Very simple at a glance, but her landscapes brings layers of diagrams together to represent the scenic object. Her favorite green, opaque oxide of chromium communicates with the nature green through diagrams, not representations. Trees and grasses in her paintings are no more symbolized than what is minimally required to remind viewers of their natural presence.
Shades which normally imbues mysterious substantiality to objects seems to be contented with its automated rendering of the 3-dimensional mass its models portray and try no more, and even shadows are indifferent of the lights in real life and signify its presence in the paintings.

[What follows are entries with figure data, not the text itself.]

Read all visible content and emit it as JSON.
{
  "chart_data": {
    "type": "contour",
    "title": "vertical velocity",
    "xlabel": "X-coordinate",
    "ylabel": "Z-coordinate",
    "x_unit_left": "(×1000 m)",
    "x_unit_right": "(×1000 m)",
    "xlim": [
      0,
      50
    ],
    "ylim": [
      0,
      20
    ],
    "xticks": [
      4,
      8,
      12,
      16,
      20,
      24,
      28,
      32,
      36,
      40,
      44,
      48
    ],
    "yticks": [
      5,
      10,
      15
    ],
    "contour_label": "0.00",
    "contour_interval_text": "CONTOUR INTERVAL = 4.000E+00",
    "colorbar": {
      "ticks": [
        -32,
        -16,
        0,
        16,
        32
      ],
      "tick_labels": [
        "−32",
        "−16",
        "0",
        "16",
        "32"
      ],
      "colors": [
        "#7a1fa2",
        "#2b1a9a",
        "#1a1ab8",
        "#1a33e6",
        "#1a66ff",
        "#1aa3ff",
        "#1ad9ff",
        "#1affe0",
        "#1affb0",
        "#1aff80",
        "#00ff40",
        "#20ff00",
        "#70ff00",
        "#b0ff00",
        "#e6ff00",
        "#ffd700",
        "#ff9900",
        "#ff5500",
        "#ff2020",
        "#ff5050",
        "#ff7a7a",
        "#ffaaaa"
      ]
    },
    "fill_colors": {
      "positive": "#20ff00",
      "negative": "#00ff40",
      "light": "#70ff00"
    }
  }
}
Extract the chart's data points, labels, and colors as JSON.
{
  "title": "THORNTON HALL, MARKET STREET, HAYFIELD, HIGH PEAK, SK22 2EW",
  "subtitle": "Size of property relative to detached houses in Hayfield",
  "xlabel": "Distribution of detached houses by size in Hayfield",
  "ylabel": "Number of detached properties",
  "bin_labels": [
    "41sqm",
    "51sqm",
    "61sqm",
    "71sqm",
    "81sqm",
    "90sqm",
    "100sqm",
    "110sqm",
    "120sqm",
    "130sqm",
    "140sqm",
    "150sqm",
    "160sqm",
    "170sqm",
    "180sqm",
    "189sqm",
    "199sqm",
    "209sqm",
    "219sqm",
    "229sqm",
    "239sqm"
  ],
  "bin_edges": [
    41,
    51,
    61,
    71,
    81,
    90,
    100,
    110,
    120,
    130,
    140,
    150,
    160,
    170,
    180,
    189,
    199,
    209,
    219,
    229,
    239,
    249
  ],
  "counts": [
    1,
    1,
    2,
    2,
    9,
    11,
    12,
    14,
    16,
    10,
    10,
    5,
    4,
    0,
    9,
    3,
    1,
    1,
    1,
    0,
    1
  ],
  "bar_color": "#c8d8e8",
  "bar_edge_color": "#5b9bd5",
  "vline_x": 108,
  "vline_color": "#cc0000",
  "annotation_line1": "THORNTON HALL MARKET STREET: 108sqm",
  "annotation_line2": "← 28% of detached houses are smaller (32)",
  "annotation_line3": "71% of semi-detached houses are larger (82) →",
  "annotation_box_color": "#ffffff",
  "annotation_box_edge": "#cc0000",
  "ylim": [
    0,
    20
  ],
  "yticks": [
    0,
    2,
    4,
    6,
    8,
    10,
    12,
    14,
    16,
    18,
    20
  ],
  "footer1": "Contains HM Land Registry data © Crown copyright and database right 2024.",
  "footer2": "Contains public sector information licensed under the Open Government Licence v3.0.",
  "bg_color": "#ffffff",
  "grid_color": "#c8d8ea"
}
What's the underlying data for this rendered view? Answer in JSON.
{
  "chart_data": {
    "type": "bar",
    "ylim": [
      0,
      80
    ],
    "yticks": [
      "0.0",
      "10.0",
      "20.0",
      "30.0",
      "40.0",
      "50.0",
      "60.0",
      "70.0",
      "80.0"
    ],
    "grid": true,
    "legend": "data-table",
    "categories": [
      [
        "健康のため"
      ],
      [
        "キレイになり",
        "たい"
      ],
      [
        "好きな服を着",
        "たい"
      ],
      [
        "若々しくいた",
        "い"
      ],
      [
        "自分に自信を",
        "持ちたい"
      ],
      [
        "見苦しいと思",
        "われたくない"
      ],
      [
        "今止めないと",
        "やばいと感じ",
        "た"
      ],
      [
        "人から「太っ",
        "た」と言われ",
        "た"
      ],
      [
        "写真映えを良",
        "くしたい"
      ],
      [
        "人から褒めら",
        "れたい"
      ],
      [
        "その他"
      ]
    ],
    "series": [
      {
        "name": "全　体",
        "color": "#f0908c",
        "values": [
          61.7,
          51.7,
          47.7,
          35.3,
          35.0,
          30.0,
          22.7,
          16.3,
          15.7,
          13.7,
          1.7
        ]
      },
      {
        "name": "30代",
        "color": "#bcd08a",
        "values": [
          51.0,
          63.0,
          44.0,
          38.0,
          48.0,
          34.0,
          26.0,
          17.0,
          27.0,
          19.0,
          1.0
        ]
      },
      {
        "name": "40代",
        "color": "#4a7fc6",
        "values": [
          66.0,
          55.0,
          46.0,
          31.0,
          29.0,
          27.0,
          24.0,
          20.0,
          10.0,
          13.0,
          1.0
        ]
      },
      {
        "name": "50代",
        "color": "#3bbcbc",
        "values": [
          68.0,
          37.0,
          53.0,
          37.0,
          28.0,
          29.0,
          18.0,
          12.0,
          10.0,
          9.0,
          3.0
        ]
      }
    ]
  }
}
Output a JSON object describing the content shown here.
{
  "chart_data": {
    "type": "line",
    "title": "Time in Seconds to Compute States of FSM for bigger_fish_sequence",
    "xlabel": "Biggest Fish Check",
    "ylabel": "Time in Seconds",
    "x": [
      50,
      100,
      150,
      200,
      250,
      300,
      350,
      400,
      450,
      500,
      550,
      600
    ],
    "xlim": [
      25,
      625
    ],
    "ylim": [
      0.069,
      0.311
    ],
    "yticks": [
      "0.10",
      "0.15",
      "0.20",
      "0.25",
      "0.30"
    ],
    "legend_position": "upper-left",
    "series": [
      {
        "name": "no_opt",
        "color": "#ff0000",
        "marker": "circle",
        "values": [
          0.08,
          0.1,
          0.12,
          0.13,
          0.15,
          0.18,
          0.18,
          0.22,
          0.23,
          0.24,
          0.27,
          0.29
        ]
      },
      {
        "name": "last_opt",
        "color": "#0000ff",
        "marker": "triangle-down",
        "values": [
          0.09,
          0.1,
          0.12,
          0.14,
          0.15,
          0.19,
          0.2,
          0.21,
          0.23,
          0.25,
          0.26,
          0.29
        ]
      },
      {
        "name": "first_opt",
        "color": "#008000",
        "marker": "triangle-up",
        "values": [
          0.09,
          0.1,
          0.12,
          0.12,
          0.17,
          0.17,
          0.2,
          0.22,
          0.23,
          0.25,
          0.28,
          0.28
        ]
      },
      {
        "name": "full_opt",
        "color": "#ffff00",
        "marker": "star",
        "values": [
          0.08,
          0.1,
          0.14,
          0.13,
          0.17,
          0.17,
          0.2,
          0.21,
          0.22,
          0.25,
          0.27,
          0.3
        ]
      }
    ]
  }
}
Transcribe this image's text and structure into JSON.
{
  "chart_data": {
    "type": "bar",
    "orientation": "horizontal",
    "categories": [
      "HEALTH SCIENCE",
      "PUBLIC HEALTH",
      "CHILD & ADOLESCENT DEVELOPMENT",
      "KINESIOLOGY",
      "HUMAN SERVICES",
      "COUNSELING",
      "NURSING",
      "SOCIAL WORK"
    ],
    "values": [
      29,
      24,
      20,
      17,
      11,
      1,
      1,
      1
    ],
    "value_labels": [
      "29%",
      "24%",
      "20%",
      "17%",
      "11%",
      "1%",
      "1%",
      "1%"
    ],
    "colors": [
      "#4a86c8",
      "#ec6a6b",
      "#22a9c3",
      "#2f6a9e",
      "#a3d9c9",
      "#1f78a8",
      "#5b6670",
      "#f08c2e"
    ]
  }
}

The visual delight and sensual existence of her landscapes, however prevent the viewer from stepping into the realm of diagrams and patterns. The visual delight reminds viewers of the fact that the extremely flattened surface suddenly come across to make up a true landscape that is no less than a real one, and gives them a magical moment where the simple lines, colors, and surfaces change into the third object. This all comes from the illusion the viewer himself created. Symbols only bring you knowledge, never experience. Sensual existence are an enormous existence that touches the viewers' sensory neurons far before the symbolic interpretation kicks in by minimizing details and emphasizing monotonic surface and shades. While enjoying the world of analogue sensors, the story that sat over at the indifference of digital signs creeps out. The huge space between signs and senses, there spreads an attractive space of green that Myung-jin Song has out for her viewers.